On 24 October 2024, the University of Nigeria Nsukka (UNN), issued a statement demanding an immediate retraction and apology from Harrison Gwamnishu for allegedly defamatory remarks about the institution. The controversy arose after Gwamnishu shared a viral video online, claiming that a student had been beaten to death by unknown assailants on the university's premises. UNN refuted these allegations, labeling them as false and damaging to the institution's reputation.

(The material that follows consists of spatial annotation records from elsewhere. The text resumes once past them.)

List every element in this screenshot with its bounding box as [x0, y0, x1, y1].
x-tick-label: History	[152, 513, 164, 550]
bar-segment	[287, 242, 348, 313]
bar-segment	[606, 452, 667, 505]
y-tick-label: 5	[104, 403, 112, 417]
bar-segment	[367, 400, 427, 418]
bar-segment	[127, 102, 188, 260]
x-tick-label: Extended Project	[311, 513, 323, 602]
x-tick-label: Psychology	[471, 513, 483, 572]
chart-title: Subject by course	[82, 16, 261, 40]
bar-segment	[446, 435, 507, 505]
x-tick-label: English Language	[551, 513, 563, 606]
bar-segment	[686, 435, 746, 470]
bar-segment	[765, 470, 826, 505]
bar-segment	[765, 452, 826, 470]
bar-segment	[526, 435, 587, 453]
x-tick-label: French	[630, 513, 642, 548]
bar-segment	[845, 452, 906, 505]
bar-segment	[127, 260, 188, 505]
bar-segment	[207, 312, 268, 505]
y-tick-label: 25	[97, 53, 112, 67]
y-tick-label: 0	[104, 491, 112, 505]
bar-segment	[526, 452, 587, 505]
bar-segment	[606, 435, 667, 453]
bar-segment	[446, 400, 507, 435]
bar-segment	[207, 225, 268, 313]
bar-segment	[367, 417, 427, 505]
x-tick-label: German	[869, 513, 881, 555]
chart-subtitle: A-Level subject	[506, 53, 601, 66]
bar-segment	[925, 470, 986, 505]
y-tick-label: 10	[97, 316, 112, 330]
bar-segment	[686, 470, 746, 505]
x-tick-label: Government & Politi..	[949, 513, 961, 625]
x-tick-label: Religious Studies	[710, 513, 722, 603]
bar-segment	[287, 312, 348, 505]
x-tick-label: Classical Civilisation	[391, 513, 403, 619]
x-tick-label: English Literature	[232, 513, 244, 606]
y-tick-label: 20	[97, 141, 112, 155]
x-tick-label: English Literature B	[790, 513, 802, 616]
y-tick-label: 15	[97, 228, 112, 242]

In November 2025, a couple was kidnapped at gunpoint from their home in Aviele, near Auchi, in Edo State, Nigeria, with a ransom of ₦20 million demanded. A crowdfunding was done to facilitate the payment of the ransom for freedom, and Gwamnishu was involved in communication with the kidnappers. Controversy arose in early December 2025 when the elder brother of the kidnapped female contended that Gwamnishu had only paid the kidnappers ₦15 million of the ransom, retaining the balance of the ransom amount requested, which Gwamnishu denied. The situation was also made public when social media influencer VeryDarkMan made claims that he reported the situation to police authorities after hearing about the case in rumors that prompted Gwamnishu's arrest. In mid-December 2025, Gwamnishu was arrested and granted bail by police authorities.

In December 2025, VeryDarkMan accused him of defrauding a property owner who wants to reclaim his land of about ₦4.4 million in a case dating back to 2023. The allegation was later disputed. He maintained that he did not work directly with the client but only referred the matter to a colleague, who he said received the money. Despite this, he stated that he took responsibility for resolving the dispute.

== Assassination attempt ==
In June 2021, Harrison Gwamnishu escaped an assassination attempt. According to his account, he was pursued by armed men in a black Hilux van marked with "Police" while driving near the Asaba International Airport. Gwamnishu noticed the vehicle trailing him and began filming the incident with his phone. The armed men, dressed in black and reportedly carrying AK-47 rifles, pointed a weapon at him and attempted to shoot. He swerved his vehicle to evade them and escaped. Gwamnishu described the incident as the second attempt on his life and called on the Delta State Police Command to investigate and identify those responsible.

== Philanthropy ==
In 2021, he started volunteering for Widows in Nigeria, a nonprofit that aims to empower people to prevent violence and promote sustainable development.

== Recognitions ==

- 2022: Nominated for Human Rights Crusader of the Year Leadership Excellence Awards. By Igbere Tv.
- 2023:Nominated for Humanitarian of the Year Nigeria Achievers Awards.
- 2024: Recognised as Human Rights Activist of the Year The Golden Stars Awards.